The first example of the Nation’s school was set in Dolmabahçe Palace. Beginning by 1 January 1929, many schools were opened all over the country. Mustafa Necati, who was responsible for these schools, died on the very same day the schools opened due to appendicitis. He is now considered as one of the pioneers of the Turkish alphabet.

==School regulations==
According to regulations, these schools were compulsory for everybody in the age group of 14–45 years. Two courses per week were offered to women while four courses a week were available for men. The duration was 2–4 months depending on the prior education of the participants. The courses were also offered to prisoners. In the 1930s, most villages had no schools. For these villages mobile teaching teams were formed. All participants were expected to pass a final exam to obtain a certificate. The top scoring participant of each school received a signed photo of Atatürk and a book of the Turkish constitution.
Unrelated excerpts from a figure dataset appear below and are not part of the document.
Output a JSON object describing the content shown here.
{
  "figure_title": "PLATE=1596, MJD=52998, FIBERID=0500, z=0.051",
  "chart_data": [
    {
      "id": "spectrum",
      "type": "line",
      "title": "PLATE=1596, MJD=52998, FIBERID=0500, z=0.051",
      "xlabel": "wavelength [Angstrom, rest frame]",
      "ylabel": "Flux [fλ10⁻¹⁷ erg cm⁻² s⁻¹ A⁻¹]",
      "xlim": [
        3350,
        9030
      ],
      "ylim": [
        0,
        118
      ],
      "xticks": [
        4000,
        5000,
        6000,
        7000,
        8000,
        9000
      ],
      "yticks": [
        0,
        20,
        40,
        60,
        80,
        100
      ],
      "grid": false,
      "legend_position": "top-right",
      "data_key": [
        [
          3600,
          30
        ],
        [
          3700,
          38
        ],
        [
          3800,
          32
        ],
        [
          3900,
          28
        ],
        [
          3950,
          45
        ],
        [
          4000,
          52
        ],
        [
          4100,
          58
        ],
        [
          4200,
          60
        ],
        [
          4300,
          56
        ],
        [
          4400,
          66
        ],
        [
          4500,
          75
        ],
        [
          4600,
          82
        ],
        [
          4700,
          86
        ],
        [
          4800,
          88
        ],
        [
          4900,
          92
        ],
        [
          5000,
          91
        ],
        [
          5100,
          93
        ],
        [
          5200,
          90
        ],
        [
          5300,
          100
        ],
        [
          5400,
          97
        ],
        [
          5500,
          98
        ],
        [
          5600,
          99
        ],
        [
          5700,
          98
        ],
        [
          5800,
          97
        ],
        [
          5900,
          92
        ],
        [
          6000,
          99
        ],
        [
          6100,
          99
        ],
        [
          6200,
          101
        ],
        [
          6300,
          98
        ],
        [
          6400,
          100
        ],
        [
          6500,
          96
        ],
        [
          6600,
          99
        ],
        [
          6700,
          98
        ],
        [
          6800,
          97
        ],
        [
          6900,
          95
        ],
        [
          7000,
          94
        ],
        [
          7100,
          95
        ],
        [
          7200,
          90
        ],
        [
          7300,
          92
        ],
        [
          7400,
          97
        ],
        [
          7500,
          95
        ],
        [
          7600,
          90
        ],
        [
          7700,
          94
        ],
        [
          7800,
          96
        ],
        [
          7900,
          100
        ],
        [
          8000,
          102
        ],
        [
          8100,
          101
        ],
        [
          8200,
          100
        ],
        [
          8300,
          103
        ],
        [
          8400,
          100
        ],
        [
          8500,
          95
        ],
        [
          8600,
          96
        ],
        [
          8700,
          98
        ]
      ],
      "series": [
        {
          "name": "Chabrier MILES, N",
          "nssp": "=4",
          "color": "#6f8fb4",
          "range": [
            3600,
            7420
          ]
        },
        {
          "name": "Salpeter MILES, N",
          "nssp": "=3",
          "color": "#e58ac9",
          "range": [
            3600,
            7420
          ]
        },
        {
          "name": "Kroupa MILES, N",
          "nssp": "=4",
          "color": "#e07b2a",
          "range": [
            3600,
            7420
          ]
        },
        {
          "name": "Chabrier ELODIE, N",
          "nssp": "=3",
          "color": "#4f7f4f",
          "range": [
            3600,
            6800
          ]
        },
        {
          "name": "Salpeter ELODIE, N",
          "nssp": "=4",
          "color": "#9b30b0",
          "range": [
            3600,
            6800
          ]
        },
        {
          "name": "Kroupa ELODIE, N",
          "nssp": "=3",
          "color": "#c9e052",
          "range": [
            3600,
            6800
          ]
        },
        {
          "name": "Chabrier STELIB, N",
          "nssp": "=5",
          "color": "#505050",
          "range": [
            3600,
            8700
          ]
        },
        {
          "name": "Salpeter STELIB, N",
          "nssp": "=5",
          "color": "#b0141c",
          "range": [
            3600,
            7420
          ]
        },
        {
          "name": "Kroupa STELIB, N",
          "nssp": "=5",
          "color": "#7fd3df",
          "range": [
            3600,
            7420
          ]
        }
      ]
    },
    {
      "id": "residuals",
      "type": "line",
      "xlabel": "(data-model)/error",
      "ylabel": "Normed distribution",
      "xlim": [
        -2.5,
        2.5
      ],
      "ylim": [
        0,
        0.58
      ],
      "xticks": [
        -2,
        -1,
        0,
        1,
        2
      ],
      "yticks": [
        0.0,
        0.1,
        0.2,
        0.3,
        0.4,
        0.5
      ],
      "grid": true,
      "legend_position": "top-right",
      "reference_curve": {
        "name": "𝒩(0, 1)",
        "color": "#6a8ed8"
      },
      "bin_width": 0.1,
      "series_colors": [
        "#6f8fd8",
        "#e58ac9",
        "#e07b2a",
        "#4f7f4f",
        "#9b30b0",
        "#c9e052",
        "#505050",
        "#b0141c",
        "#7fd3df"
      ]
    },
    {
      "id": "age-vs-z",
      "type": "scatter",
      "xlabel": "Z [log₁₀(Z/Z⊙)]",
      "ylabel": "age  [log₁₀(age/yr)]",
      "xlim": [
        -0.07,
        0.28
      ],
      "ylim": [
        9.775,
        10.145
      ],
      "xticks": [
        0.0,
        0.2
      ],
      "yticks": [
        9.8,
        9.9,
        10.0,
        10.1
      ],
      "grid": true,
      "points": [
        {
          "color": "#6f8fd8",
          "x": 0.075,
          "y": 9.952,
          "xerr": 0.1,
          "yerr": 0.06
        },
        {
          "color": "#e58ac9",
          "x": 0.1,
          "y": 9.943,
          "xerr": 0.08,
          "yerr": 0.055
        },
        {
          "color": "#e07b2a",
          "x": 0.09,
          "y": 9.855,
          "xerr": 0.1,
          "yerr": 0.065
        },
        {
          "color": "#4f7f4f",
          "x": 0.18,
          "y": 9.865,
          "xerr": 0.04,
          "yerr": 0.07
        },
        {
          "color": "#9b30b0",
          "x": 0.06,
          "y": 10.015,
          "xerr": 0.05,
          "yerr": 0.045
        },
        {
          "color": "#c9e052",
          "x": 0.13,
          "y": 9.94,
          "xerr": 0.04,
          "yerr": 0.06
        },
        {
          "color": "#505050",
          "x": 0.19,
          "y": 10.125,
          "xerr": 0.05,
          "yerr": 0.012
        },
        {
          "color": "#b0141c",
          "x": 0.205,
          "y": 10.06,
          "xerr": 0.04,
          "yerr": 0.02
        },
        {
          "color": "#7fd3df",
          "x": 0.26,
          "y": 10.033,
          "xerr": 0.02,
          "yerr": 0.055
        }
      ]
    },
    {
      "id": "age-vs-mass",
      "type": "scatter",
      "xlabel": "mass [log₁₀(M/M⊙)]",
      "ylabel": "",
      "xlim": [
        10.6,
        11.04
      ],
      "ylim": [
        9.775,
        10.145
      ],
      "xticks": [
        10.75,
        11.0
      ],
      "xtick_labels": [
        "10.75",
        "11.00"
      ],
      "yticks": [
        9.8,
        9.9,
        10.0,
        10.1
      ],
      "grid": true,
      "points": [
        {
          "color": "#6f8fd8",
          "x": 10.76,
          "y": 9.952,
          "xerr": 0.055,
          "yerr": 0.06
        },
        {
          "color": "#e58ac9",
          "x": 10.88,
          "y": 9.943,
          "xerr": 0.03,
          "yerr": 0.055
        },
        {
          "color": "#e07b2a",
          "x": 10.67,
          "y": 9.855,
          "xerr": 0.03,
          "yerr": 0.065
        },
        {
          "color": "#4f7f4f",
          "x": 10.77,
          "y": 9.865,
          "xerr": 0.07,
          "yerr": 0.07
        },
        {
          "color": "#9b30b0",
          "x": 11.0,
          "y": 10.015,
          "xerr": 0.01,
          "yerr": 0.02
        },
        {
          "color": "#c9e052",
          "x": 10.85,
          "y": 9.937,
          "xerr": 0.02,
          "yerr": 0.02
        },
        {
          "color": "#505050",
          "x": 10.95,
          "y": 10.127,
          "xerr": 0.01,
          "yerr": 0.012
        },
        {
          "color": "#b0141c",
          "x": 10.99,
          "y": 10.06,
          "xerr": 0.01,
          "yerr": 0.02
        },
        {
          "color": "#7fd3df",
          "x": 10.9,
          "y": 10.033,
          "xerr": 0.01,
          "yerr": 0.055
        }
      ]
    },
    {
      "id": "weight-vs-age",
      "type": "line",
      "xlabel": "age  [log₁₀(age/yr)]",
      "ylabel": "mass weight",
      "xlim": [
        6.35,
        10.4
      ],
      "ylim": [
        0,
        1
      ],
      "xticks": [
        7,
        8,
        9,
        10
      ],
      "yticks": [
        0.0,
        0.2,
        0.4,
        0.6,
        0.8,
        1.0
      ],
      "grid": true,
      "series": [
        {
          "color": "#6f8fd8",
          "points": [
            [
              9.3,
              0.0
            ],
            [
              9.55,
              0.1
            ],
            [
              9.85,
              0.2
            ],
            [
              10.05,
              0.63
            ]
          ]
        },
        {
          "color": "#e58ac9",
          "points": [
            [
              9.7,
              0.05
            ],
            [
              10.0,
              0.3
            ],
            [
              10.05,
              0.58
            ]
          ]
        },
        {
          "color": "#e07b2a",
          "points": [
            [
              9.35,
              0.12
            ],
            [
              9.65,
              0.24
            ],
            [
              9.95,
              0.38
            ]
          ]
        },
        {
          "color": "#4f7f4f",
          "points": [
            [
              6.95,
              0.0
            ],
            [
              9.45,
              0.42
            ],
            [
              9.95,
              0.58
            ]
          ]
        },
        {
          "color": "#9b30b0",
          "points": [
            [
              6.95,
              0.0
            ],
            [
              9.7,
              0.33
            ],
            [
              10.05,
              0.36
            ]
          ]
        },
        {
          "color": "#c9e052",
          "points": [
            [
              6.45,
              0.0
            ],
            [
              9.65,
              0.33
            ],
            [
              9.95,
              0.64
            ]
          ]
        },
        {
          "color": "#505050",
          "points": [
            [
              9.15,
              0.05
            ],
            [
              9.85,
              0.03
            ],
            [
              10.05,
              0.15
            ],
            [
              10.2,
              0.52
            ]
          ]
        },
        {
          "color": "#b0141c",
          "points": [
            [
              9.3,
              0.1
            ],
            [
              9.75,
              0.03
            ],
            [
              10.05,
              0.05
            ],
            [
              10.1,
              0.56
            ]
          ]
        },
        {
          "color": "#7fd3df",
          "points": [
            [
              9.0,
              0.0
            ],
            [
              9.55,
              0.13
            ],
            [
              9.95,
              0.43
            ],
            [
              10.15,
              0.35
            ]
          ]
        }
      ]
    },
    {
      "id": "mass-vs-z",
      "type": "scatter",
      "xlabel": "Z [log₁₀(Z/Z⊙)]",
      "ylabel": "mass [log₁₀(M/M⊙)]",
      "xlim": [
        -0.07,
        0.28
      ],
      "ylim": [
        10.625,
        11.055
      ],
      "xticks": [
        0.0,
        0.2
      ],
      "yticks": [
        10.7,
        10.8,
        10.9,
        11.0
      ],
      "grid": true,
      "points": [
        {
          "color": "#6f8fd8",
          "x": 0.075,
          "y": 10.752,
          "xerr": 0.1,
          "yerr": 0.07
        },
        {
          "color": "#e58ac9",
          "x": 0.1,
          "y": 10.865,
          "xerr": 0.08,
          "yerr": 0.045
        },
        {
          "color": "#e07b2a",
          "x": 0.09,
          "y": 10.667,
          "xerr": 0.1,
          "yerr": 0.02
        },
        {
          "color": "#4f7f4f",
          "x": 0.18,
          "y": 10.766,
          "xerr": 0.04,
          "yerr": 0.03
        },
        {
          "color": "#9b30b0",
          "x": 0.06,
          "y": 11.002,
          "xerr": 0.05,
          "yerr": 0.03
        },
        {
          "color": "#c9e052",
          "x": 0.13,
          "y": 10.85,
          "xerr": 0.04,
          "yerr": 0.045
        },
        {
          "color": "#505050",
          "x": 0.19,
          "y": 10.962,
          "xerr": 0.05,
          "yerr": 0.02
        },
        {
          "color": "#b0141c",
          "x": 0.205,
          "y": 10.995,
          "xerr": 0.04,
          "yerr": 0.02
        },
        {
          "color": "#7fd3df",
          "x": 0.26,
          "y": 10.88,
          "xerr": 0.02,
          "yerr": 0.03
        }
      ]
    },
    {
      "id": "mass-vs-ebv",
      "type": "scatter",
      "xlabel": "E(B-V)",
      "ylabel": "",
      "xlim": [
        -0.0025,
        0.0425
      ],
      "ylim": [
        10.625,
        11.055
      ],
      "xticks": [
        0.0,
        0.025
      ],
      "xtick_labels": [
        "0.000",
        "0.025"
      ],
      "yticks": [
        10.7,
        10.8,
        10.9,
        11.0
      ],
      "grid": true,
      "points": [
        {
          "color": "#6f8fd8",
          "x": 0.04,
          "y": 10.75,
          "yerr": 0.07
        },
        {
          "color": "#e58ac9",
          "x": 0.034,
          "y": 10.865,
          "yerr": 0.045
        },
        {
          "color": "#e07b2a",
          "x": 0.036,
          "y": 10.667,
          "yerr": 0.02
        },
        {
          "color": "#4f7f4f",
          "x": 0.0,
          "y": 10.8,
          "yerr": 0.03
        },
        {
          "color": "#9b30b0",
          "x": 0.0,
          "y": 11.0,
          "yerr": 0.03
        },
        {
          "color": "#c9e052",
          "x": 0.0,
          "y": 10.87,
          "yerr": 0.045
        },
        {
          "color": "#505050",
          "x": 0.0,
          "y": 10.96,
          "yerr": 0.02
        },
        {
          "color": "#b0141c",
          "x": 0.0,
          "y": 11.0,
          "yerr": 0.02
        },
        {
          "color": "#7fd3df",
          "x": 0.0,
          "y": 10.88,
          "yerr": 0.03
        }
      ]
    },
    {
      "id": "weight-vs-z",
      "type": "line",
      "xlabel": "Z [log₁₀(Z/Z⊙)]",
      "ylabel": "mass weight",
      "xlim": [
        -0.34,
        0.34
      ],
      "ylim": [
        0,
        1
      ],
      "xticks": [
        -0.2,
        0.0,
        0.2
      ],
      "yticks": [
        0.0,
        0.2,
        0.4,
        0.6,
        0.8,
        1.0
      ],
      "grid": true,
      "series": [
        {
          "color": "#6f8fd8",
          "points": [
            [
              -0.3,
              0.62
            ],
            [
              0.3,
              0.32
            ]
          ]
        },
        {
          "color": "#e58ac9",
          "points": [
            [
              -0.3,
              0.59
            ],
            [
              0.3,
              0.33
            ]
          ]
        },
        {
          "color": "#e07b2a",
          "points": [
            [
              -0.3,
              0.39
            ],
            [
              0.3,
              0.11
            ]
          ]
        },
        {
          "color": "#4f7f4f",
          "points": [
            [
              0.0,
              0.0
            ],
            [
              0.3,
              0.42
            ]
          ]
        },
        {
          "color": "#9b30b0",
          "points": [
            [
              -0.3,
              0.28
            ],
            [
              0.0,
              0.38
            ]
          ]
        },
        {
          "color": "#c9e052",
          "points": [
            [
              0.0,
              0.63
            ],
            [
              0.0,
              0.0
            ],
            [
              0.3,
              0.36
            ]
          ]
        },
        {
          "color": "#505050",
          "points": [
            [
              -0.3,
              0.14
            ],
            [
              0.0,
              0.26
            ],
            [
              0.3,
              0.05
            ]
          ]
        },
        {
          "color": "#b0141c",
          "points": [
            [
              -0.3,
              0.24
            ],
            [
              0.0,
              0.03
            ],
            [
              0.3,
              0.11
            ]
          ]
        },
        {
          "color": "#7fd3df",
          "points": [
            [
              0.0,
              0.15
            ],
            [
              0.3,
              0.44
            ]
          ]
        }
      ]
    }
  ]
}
Atatürk, who earned the title başöğretmen (literally "head teacher") actively participated in the Nation’s school program, and taught the new alphabet at his travels.

==Conclusion==
In the first year, the number of schools, actually classrooms, was 20,487, and the number of participants was 1,075,500. 485,632 men and 111,378 women received certificates. At the end of the term in the 1930s, the total number of the graduates reached 1,217,144.

==Commemoration==
Beginning by 1981, 24 November, being the start day of the project, is commemorated each year as "Teacher's day" in Turkey.